You just can‘t let them break you

Zdena Hraběová, a portrait
Zdena Hraběová, a portrait
zdroj: Internet

Zdeňka Hraběová, née Horčíková, was born on June 20th 1930 in Nová Dubeč. A year later, she moved to Prague (Praha) with her family. Following in her parents‘ footsteps, she joined the Czechoslovak National Socialist Party (Československá strana národně socialistická) at the age of sixteen; a year later, after graduating from trade school, she started to work at the party‘s secretariat. There she witnessed the communist takeover of February 1948, after which the party leadership including its chairman left for exile.

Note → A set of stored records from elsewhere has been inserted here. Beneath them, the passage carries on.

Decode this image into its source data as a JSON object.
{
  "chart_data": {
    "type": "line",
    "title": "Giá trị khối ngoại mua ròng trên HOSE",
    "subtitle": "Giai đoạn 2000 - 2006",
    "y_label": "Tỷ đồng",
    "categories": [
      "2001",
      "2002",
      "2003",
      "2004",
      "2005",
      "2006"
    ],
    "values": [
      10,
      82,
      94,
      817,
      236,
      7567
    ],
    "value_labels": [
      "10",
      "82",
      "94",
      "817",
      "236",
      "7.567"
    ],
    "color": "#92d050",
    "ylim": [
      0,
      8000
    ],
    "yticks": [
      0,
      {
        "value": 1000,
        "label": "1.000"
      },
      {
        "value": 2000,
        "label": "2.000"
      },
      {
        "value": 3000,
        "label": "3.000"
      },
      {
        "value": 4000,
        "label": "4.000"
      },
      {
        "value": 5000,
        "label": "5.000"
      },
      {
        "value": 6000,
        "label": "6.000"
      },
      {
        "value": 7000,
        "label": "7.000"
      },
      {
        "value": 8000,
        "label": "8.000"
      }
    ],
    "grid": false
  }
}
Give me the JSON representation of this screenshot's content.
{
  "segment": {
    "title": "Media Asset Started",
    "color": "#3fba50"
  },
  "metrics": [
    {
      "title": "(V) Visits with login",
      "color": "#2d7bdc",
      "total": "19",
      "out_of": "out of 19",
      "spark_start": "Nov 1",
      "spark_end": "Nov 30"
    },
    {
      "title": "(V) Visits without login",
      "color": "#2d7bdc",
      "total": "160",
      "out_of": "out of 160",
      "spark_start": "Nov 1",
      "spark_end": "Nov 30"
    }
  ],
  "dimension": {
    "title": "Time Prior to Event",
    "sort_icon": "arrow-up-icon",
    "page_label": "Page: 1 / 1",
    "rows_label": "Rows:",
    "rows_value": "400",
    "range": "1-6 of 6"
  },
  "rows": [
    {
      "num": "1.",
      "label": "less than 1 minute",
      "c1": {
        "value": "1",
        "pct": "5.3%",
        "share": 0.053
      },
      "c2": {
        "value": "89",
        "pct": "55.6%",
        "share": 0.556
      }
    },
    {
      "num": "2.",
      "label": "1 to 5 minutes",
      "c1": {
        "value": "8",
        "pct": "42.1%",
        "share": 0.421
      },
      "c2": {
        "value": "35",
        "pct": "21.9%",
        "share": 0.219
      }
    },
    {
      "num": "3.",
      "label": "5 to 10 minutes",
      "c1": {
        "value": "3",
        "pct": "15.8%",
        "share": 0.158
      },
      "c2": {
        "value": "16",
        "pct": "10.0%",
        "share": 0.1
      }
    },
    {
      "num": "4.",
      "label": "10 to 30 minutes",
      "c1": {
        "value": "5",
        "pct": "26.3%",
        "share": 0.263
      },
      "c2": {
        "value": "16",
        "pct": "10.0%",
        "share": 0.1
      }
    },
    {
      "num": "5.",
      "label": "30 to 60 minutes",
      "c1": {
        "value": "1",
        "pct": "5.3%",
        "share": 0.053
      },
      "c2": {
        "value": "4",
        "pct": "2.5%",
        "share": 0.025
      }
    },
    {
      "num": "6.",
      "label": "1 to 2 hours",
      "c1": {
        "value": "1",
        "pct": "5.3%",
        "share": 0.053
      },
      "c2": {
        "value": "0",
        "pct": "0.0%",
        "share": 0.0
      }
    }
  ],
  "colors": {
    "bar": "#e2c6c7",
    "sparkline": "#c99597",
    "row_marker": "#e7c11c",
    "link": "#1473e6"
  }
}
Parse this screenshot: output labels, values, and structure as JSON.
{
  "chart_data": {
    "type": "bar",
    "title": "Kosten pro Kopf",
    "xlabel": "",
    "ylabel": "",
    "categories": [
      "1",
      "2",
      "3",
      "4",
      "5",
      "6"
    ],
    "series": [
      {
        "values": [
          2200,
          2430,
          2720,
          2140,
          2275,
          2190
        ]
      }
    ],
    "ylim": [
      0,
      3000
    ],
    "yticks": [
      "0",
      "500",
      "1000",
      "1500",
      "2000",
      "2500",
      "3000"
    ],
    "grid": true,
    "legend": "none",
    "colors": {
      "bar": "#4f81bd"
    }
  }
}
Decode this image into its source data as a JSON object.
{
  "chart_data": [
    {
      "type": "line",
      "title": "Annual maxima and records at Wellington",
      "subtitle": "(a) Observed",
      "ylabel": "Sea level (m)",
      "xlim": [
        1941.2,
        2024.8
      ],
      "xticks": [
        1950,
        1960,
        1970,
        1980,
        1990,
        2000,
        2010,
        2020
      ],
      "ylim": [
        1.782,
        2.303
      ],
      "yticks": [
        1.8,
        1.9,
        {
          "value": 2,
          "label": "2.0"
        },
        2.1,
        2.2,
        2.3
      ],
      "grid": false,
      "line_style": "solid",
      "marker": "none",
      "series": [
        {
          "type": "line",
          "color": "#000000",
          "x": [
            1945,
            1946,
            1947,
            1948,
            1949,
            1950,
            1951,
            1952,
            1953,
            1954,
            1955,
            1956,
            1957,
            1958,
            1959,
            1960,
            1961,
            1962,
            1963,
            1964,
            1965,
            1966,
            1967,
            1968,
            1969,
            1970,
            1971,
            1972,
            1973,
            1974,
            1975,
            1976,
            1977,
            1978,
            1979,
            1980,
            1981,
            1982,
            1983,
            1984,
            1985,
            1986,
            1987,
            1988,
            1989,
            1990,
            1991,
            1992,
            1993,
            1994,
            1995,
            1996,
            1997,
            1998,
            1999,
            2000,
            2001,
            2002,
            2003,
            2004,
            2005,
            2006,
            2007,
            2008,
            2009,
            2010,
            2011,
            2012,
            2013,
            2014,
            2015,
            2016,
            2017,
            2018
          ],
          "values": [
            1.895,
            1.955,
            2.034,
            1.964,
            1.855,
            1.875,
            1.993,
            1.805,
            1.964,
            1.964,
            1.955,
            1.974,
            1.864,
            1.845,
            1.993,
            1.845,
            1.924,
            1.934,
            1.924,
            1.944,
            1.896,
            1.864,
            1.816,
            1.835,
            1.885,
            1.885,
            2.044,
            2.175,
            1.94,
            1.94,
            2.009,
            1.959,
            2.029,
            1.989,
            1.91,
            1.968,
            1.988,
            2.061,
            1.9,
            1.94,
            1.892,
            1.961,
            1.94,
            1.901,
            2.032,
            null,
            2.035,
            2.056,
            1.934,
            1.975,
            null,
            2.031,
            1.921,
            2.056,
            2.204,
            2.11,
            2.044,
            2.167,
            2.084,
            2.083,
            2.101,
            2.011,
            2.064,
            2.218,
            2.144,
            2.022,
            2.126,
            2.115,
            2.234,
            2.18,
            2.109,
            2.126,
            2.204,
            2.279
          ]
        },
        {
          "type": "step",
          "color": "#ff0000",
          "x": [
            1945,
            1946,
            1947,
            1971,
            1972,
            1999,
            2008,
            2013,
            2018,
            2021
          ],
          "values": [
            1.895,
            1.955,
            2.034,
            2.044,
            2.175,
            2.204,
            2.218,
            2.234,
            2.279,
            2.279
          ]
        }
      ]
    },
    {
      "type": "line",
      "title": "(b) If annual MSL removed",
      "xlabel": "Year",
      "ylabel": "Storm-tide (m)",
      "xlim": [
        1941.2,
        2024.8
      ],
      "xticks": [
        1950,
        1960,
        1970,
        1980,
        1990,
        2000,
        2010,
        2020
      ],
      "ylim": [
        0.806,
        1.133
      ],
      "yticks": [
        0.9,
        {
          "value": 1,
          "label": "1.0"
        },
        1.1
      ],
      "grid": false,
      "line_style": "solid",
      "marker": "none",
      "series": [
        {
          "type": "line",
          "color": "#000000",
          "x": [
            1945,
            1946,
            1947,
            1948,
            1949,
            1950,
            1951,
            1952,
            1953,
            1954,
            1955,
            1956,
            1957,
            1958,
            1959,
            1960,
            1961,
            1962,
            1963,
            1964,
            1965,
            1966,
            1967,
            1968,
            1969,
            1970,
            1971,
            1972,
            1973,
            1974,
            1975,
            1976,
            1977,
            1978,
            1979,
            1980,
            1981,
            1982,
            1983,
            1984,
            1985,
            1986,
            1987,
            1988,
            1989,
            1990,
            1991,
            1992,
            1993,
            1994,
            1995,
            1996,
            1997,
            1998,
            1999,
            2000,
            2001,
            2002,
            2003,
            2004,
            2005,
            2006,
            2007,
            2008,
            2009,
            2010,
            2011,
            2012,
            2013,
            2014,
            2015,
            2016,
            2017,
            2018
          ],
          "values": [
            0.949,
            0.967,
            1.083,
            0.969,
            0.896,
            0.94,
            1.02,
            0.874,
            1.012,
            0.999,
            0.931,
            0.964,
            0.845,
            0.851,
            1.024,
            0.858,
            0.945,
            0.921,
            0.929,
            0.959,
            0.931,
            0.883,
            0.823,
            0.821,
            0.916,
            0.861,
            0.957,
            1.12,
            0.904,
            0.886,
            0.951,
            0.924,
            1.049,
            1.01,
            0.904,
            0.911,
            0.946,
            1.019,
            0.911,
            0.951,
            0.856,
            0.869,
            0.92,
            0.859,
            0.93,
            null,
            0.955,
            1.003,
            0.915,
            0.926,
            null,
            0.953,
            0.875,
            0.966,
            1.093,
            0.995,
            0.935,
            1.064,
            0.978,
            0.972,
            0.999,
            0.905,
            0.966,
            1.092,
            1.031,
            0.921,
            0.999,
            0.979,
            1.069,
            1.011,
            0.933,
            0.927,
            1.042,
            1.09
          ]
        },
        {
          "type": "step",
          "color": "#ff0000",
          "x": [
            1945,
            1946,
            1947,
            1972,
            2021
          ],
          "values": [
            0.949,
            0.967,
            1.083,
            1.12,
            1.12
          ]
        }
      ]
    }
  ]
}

She left the secretariat at the end of March 1948. Prior to that, she started copying and distributing anti-Communist leaflets and had been supporting her colleagues who decided to leave the country. In May 1948, she had been arrested and brought to the State Security headquarters in Bartolomějská Street for interrogation; after two months, she had been moved to prison in Prague‘s district of Pankrác. She was tried in December 1948 together with the Miloslav Choc group. It was the first massive, politically constructed trial of the early Communist regime, with tens of people being accused of subversive activities. Zdeňka had been sentenced to five years in prison but her sentence had been reduced to three years and six months as she committed crime as a juvenile. She served her sentence in juvenile detention centres in Hradec Králové, Kostelec nad Orlicí (Doudleby facility) and Lnáře.